P.S. My Mom is also in the mist of having an MS attack, we found out on Friday and we are lucky that it was caught before it got too bad. Please pray that she will get better, I have no doubt that prayers work and she could really use them right now. We have been through alot these last couple of months, my Dad is still gone, but has a short time left before he returns. My Mom didn't want to tell me she was having an attack, because I have been through a lot, but I got it out of her and I believe we can make it through anything now. Thanks everyone!

Thursday, June 4, 2009

Today!!



Today was the day that I was scheduled to have Lexi, it was actually suppose to be at 5am this morning. But we didn't make it and thats okay! Instead I have gotten to enjoy her for 3 weeks now. I can't believe it, in a way it seems like a dream, but nope she is actually here and we couldn't love her more.

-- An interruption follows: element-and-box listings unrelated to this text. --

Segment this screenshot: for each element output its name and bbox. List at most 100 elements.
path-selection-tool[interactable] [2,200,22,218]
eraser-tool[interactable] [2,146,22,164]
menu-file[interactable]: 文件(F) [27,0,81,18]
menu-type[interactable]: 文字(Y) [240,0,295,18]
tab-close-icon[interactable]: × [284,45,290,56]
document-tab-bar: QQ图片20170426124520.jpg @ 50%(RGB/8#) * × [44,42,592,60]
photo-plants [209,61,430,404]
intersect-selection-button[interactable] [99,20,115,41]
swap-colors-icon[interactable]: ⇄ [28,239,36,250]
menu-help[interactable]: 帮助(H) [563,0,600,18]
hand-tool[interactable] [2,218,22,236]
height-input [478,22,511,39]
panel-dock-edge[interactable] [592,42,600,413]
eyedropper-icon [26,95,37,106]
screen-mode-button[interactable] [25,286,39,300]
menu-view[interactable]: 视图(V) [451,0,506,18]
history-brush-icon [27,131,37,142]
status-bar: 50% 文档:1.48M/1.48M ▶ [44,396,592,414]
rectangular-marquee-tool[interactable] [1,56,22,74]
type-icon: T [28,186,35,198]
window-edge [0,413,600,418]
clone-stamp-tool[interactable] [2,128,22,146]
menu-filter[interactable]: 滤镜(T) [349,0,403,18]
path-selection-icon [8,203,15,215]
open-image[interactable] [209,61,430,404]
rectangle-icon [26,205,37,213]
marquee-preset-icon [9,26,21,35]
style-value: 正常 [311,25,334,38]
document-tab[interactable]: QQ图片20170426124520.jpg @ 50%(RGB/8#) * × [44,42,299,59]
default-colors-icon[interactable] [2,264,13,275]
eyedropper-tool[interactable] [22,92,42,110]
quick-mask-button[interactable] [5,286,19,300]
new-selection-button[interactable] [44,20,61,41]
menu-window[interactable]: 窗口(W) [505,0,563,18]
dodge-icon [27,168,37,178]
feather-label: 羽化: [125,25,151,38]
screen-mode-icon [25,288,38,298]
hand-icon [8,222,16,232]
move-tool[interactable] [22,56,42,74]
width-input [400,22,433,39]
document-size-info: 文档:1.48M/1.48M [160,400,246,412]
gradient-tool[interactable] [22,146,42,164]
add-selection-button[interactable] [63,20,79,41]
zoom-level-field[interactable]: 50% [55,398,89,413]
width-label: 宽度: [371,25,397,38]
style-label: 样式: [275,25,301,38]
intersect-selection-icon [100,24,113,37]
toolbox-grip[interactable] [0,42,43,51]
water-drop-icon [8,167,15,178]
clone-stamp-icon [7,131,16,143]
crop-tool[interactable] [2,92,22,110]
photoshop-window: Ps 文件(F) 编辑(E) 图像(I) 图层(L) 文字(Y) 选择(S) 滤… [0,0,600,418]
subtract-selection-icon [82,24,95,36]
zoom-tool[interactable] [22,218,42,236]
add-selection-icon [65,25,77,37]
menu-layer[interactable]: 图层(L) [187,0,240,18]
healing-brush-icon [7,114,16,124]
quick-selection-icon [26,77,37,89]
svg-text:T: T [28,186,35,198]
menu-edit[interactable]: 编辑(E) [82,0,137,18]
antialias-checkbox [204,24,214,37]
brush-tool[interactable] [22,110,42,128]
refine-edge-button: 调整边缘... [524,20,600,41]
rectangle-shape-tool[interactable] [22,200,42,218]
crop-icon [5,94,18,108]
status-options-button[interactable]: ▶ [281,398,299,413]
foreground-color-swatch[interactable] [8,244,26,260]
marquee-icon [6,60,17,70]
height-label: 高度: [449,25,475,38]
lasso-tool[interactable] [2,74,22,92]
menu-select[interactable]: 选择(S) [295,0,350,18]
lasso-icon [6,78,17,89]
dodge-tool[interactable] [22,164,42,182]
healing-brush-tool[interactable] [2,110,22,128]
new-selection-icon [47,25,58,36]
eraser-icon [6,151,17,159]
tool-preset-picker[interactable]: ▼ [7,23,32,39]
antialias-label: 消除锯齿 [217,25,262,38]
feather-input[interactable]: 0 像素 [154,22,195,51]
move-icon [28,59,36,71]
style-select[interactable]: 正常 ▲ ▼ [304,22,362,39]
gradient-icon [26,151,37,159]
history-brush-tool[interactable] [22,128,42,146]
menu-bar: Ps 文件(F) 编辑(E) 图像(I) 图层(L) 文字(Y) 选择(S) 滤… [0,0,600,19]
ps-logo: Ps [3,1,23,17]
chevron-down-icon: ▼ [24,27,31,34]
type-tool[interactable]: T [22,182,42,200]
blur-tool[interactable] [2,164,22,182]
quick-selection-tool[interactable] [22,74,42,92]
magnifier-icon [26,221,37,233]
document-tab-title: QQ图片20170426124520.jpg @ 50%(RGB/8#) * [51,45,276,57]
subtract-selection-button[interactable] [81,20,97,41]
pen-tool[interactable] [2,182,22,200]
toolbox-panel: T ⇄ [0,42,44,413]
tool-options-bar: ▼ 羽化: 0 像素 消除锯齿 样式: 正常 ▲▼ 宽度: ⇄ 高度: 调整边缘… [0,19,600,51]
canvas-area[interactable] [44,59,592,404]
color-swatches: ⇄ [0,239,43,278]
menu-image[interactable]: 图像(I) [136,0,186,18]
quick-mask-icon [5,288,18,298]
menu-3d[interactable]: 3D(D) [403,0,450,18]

She is doing so good, still doesn't eat that much, but she is making great progress. She is almost to 4oz, ALMOST...not quite there yet! She smiles a lot (probably gas) and sleeps ALOT, which is normal. She rarely cries, the only way I know she wants to eat at night is because she makes this cute noise and then starts sucking her fingers, it is the cutest and funniest thing ever. She doesn't fit any of her clothes in her closet, which totally sucks, because she has a closet full of cute clothes. She is wearing newborns and they barely fit her. Almost everything in her closet is 3-6 because my boys were both big and I thought was going to be too. Well I was wrong!!



I am doing good myself, I am losing weight like crazy, which makes me really happy, I have never been able to lose it this fast. I cut out all sweets and NO MORE STARBUCKS!!! I really watch what I eat and I have been walking or jogging every night (a mile around the track). I got my hair done recently and totally went for a new hair style and I love it!! My Husband returned to work on Monday after being off for 3 weeks with me, and WOW is all I have to say. Things have been crazy, the boys don't stop, they are full of energy and won't ever be quiet. If they aren't slamming doors, their wrestling, if their not wrestling their fighting over something. Yeah, its been quite different change, but I think we will survive...HOPEFULLY!!!